For Lardydell, this decision is the reason he chose to drop out of school at UWRF at the end of last fall semester. However, because Lardydell had already returned as a sophomore, he is not among the 27.2 percent of UWRF students who, on average, drop out of college prior to their second year, according to retention data from the UWRF Office of Institutional Research. For African-American students, the dropout rate at UWRF is significantly higher, with 53.9 percent of them not returning to campus for their second year.
Not long after making the return to campus as a sophomore is when Lardydell began feeling like something was not quite right.
“Within the first month, I could tell that this year feels different,” he said. “I wasn’t as happy this year, and I don’t think it had anything to do with the school. I think it was just because I wasn’t doing what I wanted to do, which was pursue acting.”
Despite a lack of satisfaction, Lardydell decided he would persevere for the remainder of the semester and waited until Thanksgiving to tell his parents about his decision not to continue in the spring.
“I would have found fulfillment had I stayed in social work,” he said, “but something always would have been missing. My thing is I want to help people. That’s my goal. What I realized this year is that social work isn’t the only way I can help people. I had to realize acting helps people every day by telling stories, inspiring people and starting conversations about things we need to talk about, whether politically or socially.”
This realization is what persuaded Lardydell to contract with an acting agency and make plans to move to L.A. in a little over a year from now, on June 1, 2019. It is also the kind of decision that Ogden Rogers, the UWRF social work program director, finds somewhat typical of UWRF dropouts.

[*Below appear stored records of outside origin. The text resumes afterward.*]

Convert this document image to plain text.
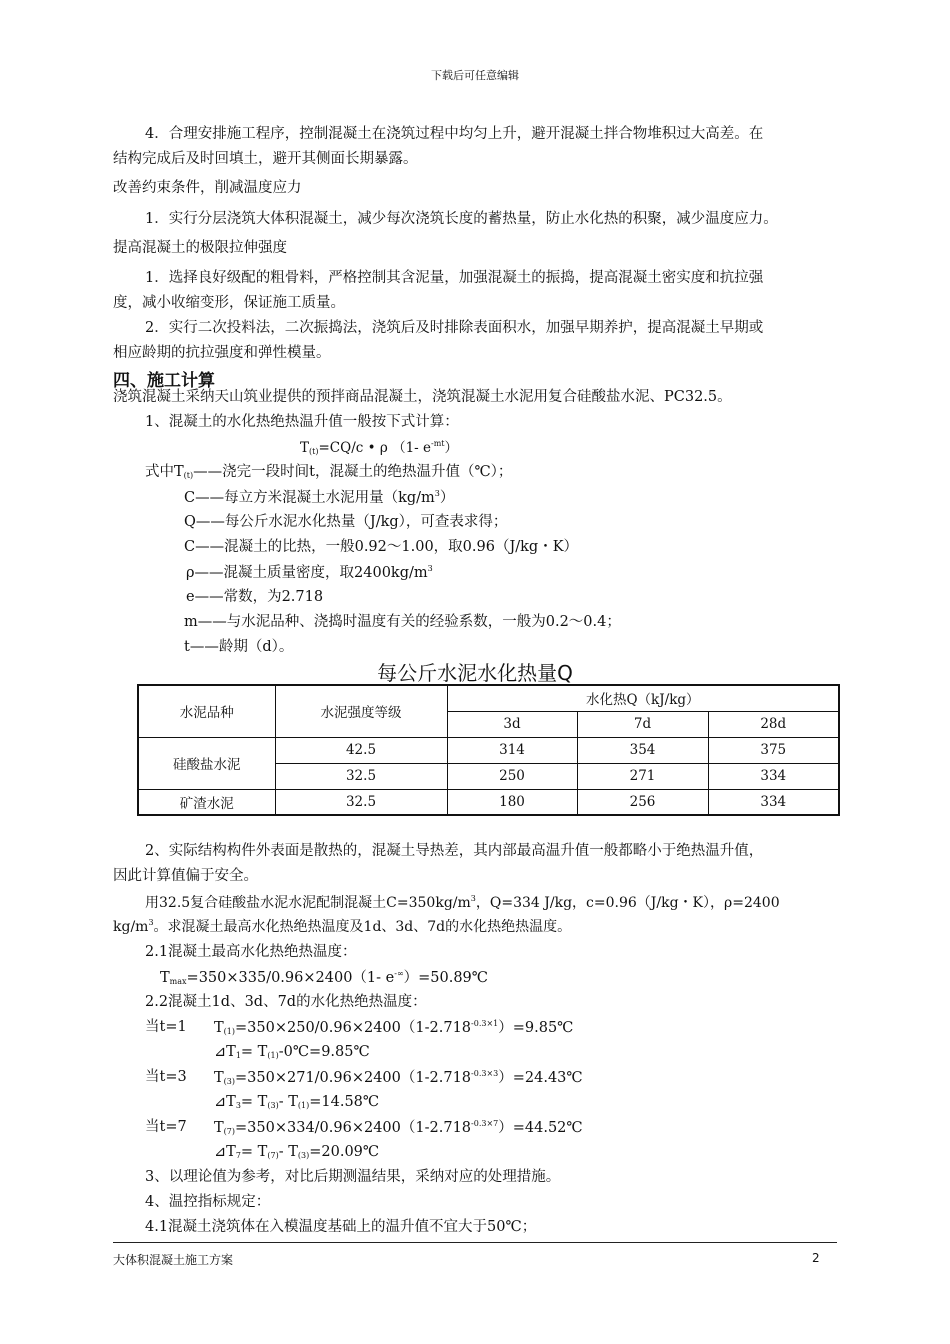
下载后可任意编辑
4．合理安排施工程序，控制混凝土在浇筑过程中均匀上升，避开混凝土拌合物堆积过大高差。在
结构完成后及时回填土，避开其侧面长期暴露。
改善约束条件，削减温度应力
1．实行分层浇筑大体积混凝土，减少每次浇筑长度的蓄热量，防止水化热的积聚，减少温度应力。
提高混凝土的极限拉伸强度
1．选择良好级配的粗骨料，严格控制其含泥量，加强混凝土的振捣，提高混凝土密实度和抗拉强
度，减小收缩变形，保证施工质量。
2．实行二次投料法，二次振捣法，浇筑后及时排除表面积水，加强早期养护，提高混凝土早期或
相应龄期的抗拉强度和弹性模量。
四、施工计算
浇筑混凝土采纳天山筑业提供的预拌商品混凝土，浇筑混凝土水泥用复合硅酸盐水泥、PC32.5。
1、混凝土的水化热绝热温升值一般按下式计算：
$T_{(t)}=CQ/c$ • ρ （1- $e^{-mt}$）
式中$T_{(t)}——$浇完一段时间t，混凝土的绝热温升值（℃）；
C——每立方米混凝土水泥用量$(kg/m^3)$
Q——每公斤水泥水化热量（J/kg），可查表求得；
C——混凝土的比热，一般0.92～1.00，取0.96（J/kg・K）
ρ——混凝土质量密度，取$2400kg/m^3$
e——常数，为2.718
m——与水泥品种、浇捣时温度有关的经验系数，一般为0.2～0.4；
t——龄期（d）。
每公斤水泥水化热量Q
水泥品种	水泥强度等级	水化热Q（kJ/kg）		
		3d	7d	28d
硅酸盐水泥	42.5	314	354	375
	32.5	250	271	334
矿渣水泥	32.5	180	256	334
2、实际结构构件外表面是散热的，混凝土导热差，其内部最高温升值一般都略小于绝热温升值，
因此计算值偏于安全。
用32.5复合硅酸盐水泥水泥配制混凝土$C=350kg/m^3$，Q=334 J/kg，c=0.96（J/kg・K），ρ=2400
$kg/m^3$。求混凝土最高水化热绝热温度及1d、3d、7d的水化热绝热温度。
2.1混凝土最高水化热绝热温度：
$T_{max}=350\times 335/0.96\times 2400(1-$ e-∞）=50.89℃
2.2混凝土1d、3d、7d的水化热绝热温度：
当t=1 $T_{(1)}=350\times 250/0.96\times 2400(1-2.718^{-0.3\times 1})=9.85℃$
$⊿T_1=$ $T_{(1)}-0℃=9.85℃$
当t=3 $T_{(3)}=350\times 271/0.96\times 2400(1-2.718^{-0.3\times 3})=24.43℃$
$⊿T_3= T_{(3)}-$ $T_{(1)}=14.58℃$
当t=7 $T_{(7)}=350\times 334/0.96\times 2400(1-2.718^{-0.3\times 7})=44.52℃$
$⊿T_7= T_{(7)}-$ $T_{(3)}=20.09℃$
3、以理论值为参考，对比后期测温结果，采纳对应的处理措施。
4、温控指标规定：
4.1混凝土浇筑体在入模温度基础上的温升值不宜大于50℃；
大体积混凝土施工方案	2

“In many ways we’re a comfortable place to put one’s toe in,” Rogers said. “The real issue in retention is where are people going after they leave here?”
Though many choose to drop out due to financial reasons or because of dissatisfaction with the campus overall, according to Rogers, it is not at all unusual for students to dropout for reasons such as Lardydell’s.
“They use that first year to learn some things about themselves and then make decisions to go do other things,” Rogers said. “They’ve used the time here at college to discover some things about themselves, and they’re going to follow a different path for a while. I don’t view that as a failure. That’s the purpose of coming to a university – to learn something about yourself and the society that you live in.”
With Lardydell’s new path being that of pursuing a future as an entertainer, Lardydell says many have questioned his decision not to continue school and why he chooses not to change his major to one involving acting.
“People ask why I don’t just go to school for acting here, but I also think I just don’t really want to be in school right now,” he said. “I just wasn’t as happy in school as I was last year, and I didn’t feel as determined.”
Mainly, though, people have questioned Lardydell's choice to pursue acting, wondering if he has considered the risks and challenges that are involved with that type of career path.
“Life is already a struggle as it is,” he said, “so if I’m going to struggle anyways, I’d rather struggle doing something I love rather than doing something that doesn’t fulfill me in the same way.”